The DDGemb prediction method

The DDGemb method is currently described in the following preprint article:

Savojardo, C, Manfredi, M, Martelli, PL, Casadio, R (2024) DDGemb: predicting protein stability change upon single- and multi-point variations with embeddings and deep learning bioRxiv 2024.09.05.611455

DDGemb exploits the power of ESM2 protein language model (Lin et al., 2023) for protein and variant representation in combination with a deep-learning architecture based on a Transformer encoder (Vaswani et al., 2017) to predict the ΔΔG for single- and multi-point variations.

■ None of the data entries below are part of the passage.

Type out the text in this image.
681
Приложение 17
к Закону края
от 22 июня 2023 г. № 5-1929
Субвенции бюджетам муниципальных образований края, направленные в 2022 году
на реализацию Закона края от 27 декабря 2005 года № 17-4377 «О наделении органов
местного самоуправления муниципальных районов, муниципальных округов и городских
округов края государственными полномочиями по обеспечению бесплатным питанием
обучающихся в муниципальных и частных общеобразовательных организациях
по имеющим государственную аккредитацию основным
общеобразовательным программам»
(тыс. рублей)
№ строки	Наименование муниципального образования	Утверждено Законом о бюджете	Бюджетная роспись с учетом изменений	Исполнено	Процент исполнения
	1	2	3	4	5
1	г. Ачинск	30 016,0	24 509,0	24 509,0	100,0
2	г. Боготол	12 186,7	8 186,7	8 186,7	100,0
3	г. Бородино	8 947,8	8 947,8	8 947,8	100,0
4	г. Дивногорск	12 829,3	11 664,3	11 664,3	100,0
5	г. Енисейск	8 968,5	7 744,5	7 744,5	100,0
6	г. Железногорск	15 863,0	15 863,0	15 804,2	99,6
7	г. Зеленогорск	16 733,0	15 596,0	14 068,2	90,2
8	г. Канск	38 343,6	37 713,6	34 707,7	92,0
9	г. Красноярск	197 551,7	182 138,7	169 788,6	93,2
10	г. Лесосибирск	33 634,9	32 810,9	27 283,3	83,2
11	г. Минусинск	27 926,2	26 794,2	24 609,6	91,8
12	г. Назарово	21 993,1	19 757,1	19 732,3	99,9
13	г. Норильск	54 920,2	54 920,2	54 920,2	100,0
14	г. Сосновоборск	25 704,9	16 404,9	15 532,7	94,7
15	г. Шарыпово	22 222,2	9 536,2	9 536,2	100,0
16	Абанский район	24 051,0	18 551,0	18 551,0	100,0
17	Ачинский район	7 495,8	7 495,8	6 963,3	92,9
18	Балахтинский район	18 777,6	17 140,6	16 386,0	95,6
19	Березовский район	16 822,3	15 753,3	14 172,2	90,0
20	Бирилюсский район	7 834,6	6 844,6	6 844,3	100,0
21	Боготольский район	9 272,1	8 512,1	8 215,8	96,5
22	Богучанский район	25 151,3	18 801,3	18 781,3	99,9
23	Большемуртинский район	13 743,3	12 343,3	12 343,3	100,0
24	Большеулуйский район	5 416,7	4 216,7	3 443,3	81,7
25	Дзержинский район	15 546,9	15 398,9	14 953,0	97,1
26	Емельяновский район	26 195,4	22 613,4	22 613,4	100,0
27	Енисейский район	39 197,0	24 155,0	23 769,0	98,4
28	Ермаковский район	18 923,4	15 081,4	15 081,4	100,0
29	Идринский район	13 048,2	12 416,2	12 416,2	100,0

The DDGemb architecture (Figure 1) comprises two components: i) the input encoding and ii) the ΔΔG prediction model.

DDGemb architecture

Figure 1. - DDGEmb deep-learning architecture

The input variation is firstly encoded as the difference between the ESM2 embeddings of wild-type and variant sequences. The variant sequence can be obtained either by a single- or a multi-point variation.

The difference matrix is then provided in input to a deep architecture including:

  • A 1D convolutional layer including 128 filters of size 15 and ReLU activation.
  • A Transformer encoder layer with 8 attention heads and hidden state of 512 units
  • Two parallel global max and average poolin layers
  • A final linear layer with a single output unit

The DDGemb has been trained using the S2450 datasets and tested on the S669 and the PTmul-NR datasets (see the Datasets section for deatils)

References

  • Lin, Z. et al. (2023) Evolutionary-scale prediction of atomic-level protein structure with a language model. Science, 379, 1123–1130.
  • Vaswani, A. et al. (2017) Attention Is All You Need. ArXiv170603762 Cs.